Celeste Mohammed is a native of Trinidad and Tobago, in 2016, she graduated from Lesley University, Cambridge, Massachusetts, with an MFA in Creative Writing (Fiction). Her work has appeared in The New England Review, Litmag, Epiphany, The Rumpus, among other places. She is the recipient of a 2018 PEN/Robert J. Dau Short Story Prize for Emerging Writers. She was also awarded the 2019 Virginia Woolf Award for Short Fiction, and the 2017 John D Gardner Memorial Prize for Fiction.
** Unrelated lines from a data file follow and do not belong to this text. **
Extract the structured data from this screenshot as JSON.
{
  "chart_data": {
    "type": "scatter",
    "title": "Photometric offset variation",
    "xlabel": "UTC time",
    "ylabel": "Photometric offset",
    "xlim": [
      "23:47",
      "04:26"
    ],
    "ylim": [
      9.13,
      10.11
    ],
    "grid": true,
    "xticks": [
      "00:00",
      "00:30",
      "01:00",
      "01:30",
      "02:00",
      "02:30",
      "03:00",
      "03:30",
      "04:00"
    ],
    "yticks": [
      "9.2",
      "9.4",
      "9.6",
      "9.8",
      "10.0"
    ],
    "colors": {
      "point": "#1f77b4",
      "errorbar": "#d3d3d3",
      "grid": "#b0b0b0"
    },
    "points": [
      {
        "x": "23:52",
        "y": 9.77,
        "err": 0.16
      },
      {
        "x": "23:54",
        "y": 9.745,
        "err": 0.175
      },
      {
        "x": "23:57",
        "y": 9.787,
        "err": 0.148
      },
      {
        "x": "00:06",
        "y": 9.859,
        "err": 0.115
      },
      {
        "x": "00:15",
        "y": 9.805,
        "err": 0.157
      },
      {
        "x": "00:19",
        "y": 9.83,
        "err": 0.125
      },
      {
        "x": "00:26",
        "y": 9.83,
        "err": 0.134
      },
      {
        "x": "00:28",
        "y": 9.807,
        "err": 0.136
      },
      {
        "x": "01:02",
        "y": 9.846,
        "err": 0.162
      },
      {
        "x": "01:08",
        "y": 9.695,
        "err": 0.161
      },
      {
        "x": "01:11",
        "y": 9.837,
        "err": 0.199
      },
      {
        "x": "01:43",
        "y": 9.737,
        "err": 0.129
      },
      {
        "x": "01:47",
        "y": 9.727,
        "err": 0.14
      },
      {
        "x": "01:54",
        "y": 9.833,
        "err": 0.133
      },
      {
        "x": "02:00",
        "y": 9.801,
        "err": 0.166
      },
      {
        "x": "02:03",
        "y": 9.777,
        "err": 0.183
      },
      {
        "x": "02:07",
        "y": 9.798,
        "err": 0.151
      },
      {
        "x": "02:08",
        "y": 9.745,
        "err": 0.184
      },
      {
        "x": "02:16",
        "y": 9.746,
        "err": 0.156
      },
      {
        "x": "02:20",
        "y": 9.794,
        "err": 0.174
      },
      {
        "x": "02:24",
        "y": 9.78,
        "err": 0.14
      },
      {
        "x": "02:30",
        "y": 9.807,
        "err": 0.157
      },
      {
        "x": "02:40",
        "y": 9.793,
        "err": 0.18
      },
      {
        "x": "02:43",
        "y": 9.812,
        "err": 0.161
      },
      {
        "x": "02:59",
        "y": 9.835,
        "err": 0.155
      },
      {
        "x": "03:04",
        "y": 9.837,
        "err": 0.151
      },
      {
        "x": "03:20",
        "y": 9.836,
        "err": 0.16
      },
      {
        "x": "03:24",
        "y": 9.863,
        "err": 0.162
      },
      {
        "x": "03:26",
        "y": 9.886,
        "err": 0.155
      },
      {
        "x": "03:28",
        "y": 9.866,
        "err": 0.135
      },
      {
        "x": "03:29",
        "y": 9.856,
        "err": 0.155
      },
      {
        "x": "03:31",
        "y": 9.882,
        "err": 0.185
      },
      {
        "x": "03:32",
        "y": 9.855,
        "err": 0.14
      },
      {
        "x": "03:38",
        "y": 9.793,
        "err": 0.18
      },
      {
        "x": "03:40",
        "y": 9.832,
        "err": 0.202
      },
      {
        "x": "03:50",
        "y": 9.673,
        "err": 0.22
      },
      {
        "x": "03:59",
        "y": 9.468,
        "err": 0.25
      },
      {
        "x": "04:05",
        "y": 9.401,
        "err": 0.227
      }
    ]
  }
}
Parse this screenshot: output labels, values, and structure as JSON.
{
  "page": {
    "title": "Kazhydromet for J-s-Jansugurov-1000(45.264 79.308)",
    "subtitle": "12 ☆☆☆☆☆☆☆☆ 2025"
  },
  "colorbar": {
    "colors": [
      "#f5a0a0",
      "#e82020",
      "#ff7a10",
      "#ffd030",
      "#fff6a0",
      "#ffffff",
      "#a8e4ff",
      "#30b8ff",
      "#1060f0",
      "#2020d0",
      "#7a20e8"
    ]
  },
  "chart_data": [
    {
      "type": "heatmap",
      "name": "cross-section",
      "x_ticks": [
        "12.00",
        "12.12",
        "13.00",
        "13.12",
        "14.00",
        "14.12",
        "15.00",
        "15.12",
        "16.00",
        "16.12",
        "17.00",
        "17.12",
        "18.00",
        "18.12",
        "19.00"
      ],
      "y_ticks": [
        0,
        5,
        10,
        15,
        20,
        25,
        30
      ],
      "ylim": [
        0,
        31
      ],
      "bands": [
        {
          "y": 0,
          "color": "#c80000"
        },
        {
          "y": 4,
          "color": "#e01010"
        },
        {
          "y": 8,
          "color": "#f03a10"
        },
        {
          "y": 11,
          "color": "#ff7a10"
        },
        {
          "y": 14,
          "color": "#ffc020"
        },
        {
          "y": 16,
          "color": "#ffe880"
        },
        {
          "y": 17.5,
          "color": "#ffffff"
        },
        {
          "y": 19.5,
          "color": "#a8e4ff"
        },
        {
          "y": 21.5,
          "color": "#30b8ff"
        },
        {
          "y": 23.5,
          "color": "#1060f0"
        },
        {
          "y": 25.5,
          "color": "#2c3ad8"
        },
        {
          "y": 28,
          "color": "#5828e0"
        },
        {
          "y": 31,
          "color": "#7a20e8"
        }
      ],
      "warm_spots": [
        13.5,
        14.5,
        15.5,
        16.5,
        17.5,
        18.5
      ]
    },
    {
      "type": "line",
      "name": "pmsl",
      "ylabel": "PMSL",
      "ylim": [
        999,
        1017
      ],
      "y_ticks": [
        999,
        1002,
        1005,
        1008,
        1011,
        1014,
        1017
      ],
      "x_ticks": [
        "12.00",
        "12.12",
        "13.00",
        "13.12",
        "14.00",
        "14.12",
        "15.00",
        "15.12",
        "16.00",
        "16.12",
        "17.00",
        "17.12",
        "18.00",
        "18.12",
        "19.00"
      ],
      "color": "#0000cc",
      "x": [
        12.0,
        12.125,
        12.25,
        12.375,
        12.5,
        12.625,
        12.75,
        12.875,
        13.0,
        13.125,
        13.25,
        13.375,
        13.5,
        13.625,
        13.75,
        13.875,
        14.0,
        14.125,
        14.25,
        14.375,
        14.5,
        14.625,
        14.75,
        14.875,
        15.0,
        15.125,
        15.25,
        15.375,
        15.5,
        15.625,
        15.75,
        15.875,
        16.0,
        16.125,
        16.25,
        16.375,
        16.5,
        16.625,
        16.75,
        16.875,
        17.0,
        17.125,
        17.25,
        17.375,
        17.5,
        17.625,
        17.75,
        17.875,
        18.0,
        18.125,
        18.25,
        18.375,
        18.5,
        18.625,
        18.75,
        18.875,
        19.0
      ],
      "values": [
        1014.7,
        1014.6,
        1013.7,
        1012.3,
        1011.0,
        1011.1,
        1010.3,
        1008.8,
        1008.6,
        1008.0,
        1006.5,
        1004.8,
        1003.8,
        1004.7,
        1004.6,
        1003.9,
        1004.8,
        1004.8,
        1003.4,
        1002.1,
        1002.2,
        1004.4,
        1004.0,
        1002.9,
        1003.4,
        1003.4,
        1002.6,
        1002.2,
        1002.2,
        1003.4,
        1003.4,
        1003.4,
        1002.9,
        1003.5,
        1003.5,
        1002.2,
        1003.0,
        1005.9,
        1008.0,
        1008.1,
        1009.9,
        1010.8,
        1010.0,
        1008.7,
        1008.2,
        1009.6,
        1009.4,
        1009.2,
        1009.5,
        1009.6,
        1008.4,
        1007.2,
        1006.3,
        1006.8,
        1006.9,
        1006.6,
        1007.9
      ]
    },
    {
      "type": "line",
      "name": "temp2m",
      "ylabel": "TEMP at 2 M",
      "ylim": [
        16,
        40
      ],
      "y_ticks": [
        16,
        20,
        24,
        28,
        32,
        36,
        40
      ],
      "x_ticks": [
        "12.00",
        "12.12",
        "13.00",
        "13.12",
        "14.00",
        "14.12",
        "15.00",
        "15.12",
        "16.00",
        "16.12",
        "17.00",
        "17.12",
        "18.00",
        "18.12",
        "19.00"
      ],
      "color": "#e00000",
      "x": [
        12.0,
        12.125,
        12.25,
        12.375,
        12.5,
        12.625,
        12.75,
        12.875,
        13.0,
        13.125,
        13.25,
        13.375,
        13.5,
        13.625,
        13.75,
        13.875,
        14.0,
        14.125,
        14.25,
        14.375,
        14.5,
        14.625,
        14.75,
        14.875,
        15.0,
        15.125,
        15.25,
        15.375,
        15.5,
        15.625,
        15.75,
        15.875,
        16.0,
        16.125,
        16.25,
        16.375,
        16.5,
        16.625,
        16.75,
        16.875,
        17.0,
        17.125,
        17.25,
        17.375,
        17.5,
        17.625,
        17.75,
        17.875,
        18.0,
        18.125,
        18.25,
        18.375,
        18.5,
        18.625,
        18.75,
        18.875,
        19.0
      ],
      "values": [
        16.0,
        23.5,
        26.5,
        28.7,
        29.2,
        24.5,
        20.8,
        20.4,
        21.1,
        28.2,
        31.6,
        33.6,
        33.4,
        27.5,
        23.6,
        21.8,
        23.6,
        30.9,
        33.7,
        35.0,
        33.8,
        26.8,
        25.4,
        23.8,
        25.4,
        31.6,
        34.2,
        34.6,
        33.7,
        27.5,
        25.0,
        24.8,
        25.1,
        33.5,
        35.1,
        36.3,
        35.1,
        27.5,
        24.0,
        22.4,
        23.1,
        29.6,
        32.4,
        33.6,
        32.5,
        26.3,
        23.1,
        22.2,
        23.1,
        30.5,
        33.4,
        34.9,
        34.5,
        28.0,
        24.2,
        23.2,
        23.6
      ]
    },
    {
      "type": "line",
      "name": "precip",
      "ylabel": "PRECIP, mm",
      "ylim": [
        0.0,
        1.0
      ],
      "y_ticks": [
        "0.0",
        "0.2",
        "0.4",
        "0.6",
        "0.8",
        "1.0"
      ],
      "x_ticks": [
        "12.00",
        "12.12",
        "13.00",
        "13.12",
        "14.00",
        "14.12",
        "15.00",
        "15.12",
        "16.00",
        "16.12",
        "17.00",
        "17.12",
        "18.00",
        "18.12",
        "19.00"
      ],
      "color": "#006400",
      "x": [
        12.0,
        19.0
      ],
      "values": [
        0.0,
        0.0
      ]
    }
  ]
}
Her debut novel Pleasantview (Ig Publishing) was published in 2021
Sharon Millar is a Trinidadian author and was the winner of the 2013 Commonwealth Short Story Prize and the 2012 Small Axe Short Fiction Award, her work has appeared in publications such as Granta, Small Axe, Susumba Book Bag, and WomanSpeak as well as the online Akashic Duppy Thursday series. In 2012 she was an AWP Intro Journals nominee for her short story The Dragonfly’s Tail. She is the author of The Whale House and other Stories (Peepal Tree Press) She holds an MFA (Creative Writing) from Lesley University, Cambridge, Massachusetts.
Breanne Mc Ivor was born and raised in west Trinidad. She studied English at the Universities of Cambridge and Edinburgh before returning home. She has been shortlisted for the Commonwealth Short Story Prize, the Glimmer Train Fiction Open, the Fish One-Page Prize and the Derek Walcott Writing Prize. In 2015, she won The Caribbean Writer’s David Hough Literary Prize. Where There Are Monsters (Peepal Tree Press) is her first short story collection.
Muli Amaye is the Coordinator of the MFA Creative Writing at The University of The West Indies, Trinidad. She is a writer from Manchester, living in Trinidad & Tobago with British/Nigerian roots. Her short fiction has appeared in many anthologies and journals and her debut novel, A House With No Angels, was published in 2019.